Lesson: It’s the Salt, Stupid

When is 1 tsp. not one teaspoon? When it’s salt.

I’ve quickly become a convert in using weights (and metric weights in particular!) for measuring ingredients. This was reinforced in my first week when I learned that one cup of flour could have a weight variance of 25 to 50%, radically changing the outcome of the recipe.

My digital kitchen scale is accurate to .1 oz, or about 3 grams. This is fine for large volumes like flour, but useless for small measurements like salt and yeast, so I’ve stuck with the teaspoon measurements that my recipes have also included. In Peter Reinhart’s book he gives salt and yeast measurements in both teaspoons and grams. He also gives two measurements for salt, depending on whether you’re using regular table salt or coarse Kosher salt. Coarse salt has bigger gains, so the same amount (weight) of salt takes up a larger volume (teaspoons) – Reinhart ups the salt measurement for coarse salt by about 50%.

1 tsp is not 1 tsp

In my SFBI class I learned that the amount of salt you use is critical to the flavor and fermentation of your bread. The right amount of salt is almost always 2% of the total amount of flour – less than 1.8% and you have no flavor, more than 2.2% and it’s too salty. A 1000g piece of dough (about two loaves) will have between 500 and 600g of flour. The right amount of salt with 500g of flour would be 10g plus or minus 1g – that’s not a lot of latitude to get it right!

When staring at a teaspoon of coarse Kosher salt while making Loaf 27, I realized I didn’t really know what it weighed. I measured 10 teaspoons of salt into a bowl on my scale and it read 30g, so a teaspoon is about 3g. So for my 1000g of dough, I have to be within 1/3 of a teaspoon to hit the right amount of salt.

Knowing that, I went back to look at my flavorless Loaf 16. The teaspoon measurement in Reinhart’s recipe is low by 25% for my particular brand of coarse Kosher salt – no wonder I had no flavor! From now on I’m going to make sure I know what my salt and yeast weigh per teaspoon so I can get those ingredients right.

Lessons

  • Know what your salt weighs per teaspoon!

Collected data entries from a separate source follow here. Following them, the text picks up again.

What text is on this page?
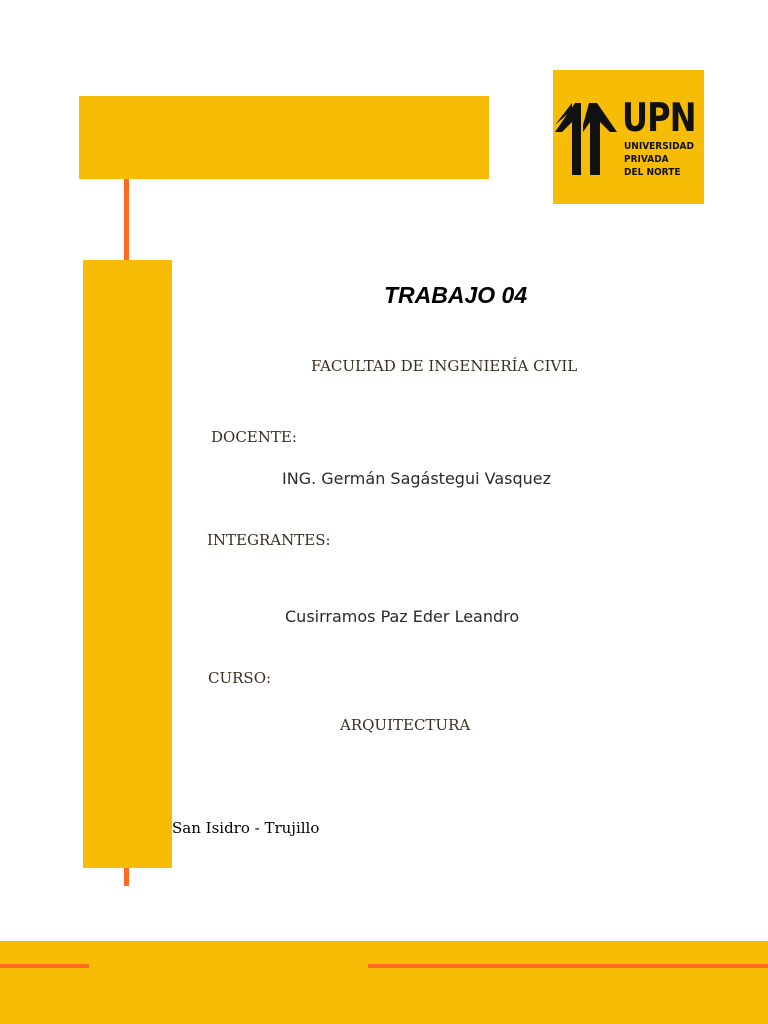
UPN
UNIVERSIDAD
PRIVADA
DEL NORTE
TRABAJO 04
FACULTAD DE INGENIERÍA CIVIL
DOCENTE:
ING. Germán Sagástegui Vasquez
INTEGRANTES:
Cusirramos Paz Eder Leandro
CURSO:
ARQUITECTURA
San Isidro - Trujillo
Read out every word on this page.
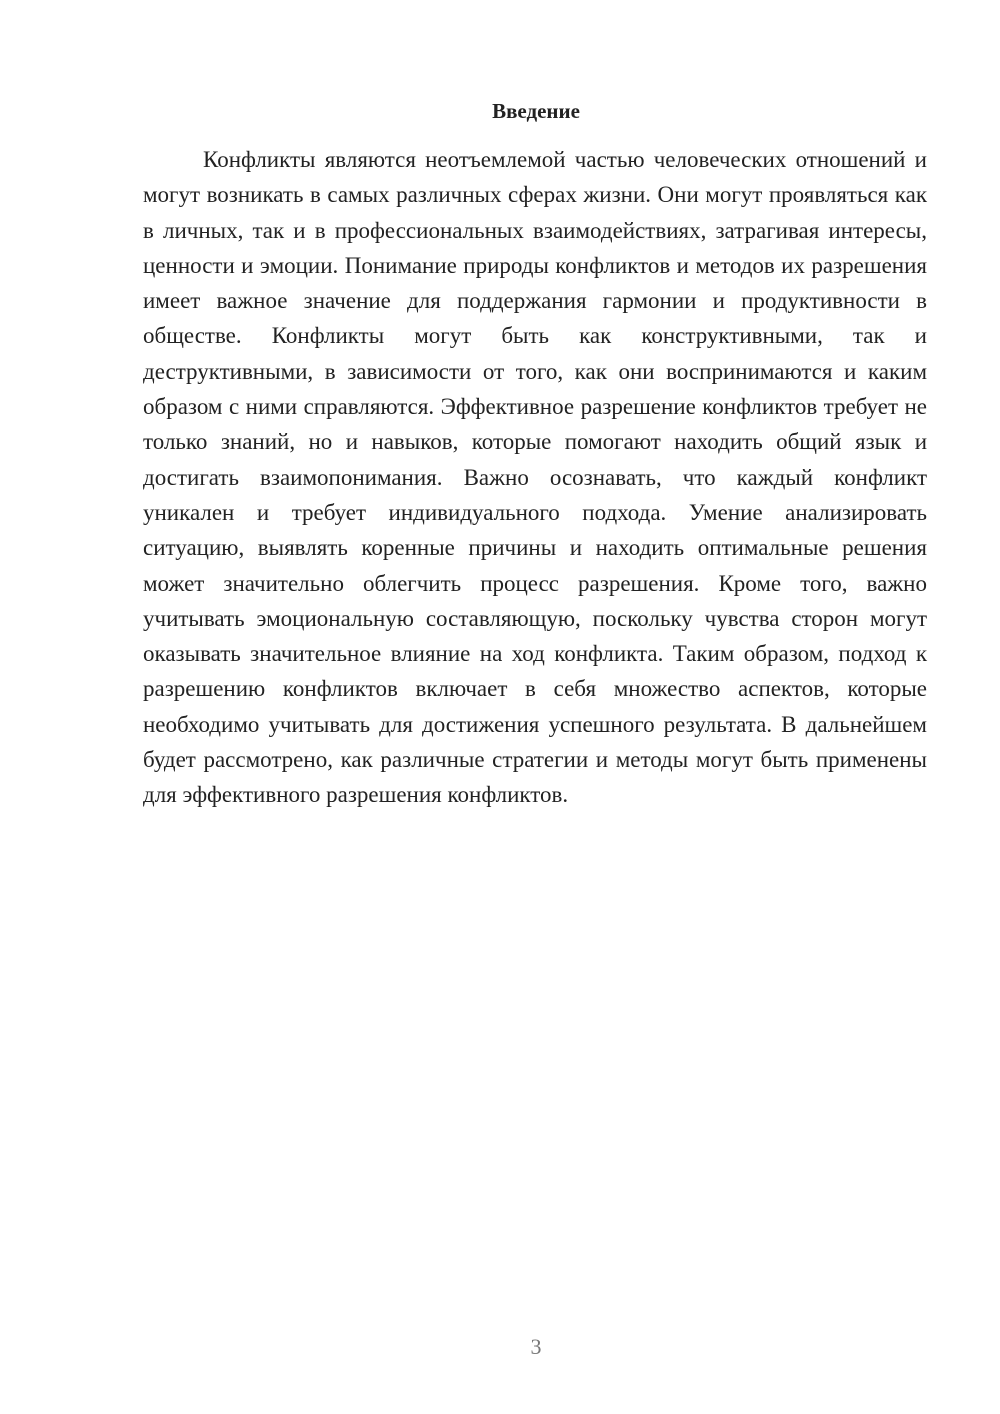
Введение

Конфликты являются неотъемлемой частью человеческих отношений и могут возникать в самых различных сферах жизни. Они могут проявляться как в личных, так и в профессиональных взаимодействиях, затрагивая интересы, ценности и эмоции. Понимание природы конфликтов и методов их разрешения имеет важное значение для поддержания гармонии и продуктивности в обществе. Конфликты могут быть как конструктивными, так и деструктивными, в зависимости от того, как они воспринимаются и каким образом с ними справляются. Эффективное разрешение конфликтов требует не только знаний, но и навыков, которые помогают находить общий язык и достигать взаимопонимания. Важно осознавать, что каждый конфликт уникален и требует индивидуального подхода. Умение анализировать ситуацию, выявлять коренные причины и находить оптимальные решения может значительно облегчить процесс разрешения. Кроме того, важно учитывать эмоциональную составляющую, поскольку чувства сторон могут оказывать значительное влияние на ход конфликта. Таким образом, подход к разрешению конфликтов включает в себя множество аспектов, которые необходимо учитывать для достижения успешного результата. В дальнейшем будет рассмотрено, как различные стратегии и методы могут быть применены для эффективного разрешения конфликтов.

3
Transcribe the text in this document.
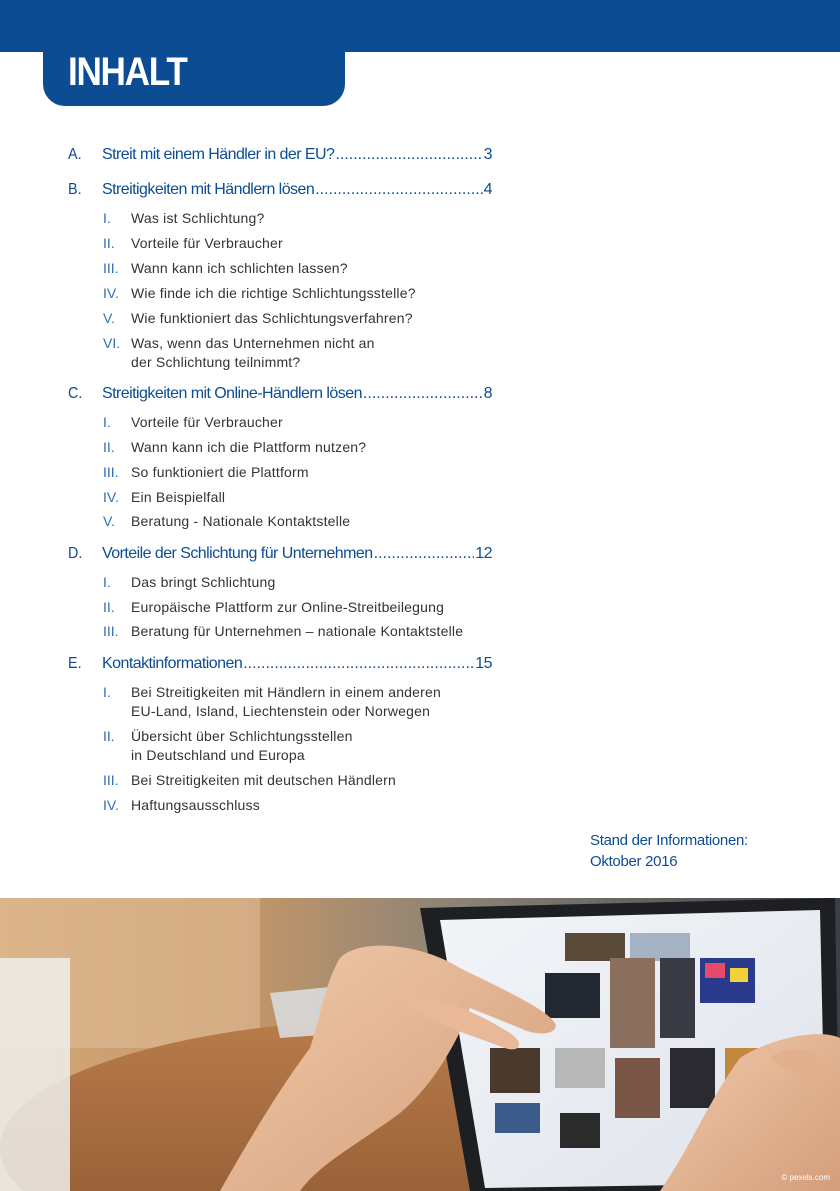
INHALT
A.	Streit mit einem Händler in der EU? .....	3
B.	Streitigkeiten mit Händlern lösen .....	4
I.	Was ist Schlichtung?
II.	Vorteile für Verbraucher
III. Wann kann ich schlichten lassen?
IV. Wie finde ich die richtige Schlichtungsstelle?
V.	Wie funktioniert das Schlichtungsverfahren?
VI. Was, wenn das Unternehmen nicht an
der Schlichtung teilnimmt?
C.	Streitigkeiten mit Online-Händlern lösen .....	8
I.	Vorteile für Verbraucher
II.	Wann kann ich die Plattform nutzen?
III. So funktioniert die Plattform
IV. Ein Beispielfall
V.	Beratung - Nationale Kontaktstelle
D.	Vorteile der Schlichtung für Unternehmen .....	12
I.	Das bringt Schlichtung
II.	Europäische Plattform zur Online-Streitbeilegung
III. Beratung für Unternehmen – nationale Kontaktstelle
E.	Kontaktinformationen .....	15
I.	Bei Streitigkeiten mit Händlern in einem anderen
EU-Land, Island, Liechtenstein oder Norwegen
II.	Übersicht über Schlichtungsstellen
in Deutschland und Europa
III. Bei Streitigkeiten mit deutschen Händlern
IV. Haftungsausschluss
Stand der Informationen:
Oktober 2016
© pexels.com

Edit – 3/12/12: I did a more scientific measurement today to get a more accurate value for a tsp of kosher salt, and to compare it to a tsp of standard Morton’s table salt. I measured out 50 tsps of each and weighed them. My scale is accurate to about 3 grams, so this got me within one or two percent.
1 tsp Morton’s table salt = 6.5g
1 tsp Kosher coarse salt = 3.4g
1 tsp Morton’s = 1.9 tsp Kosher
1 tsp Kosher = .53 tsp Morton’s

I need to almost double the amount of salt in most of my recipes.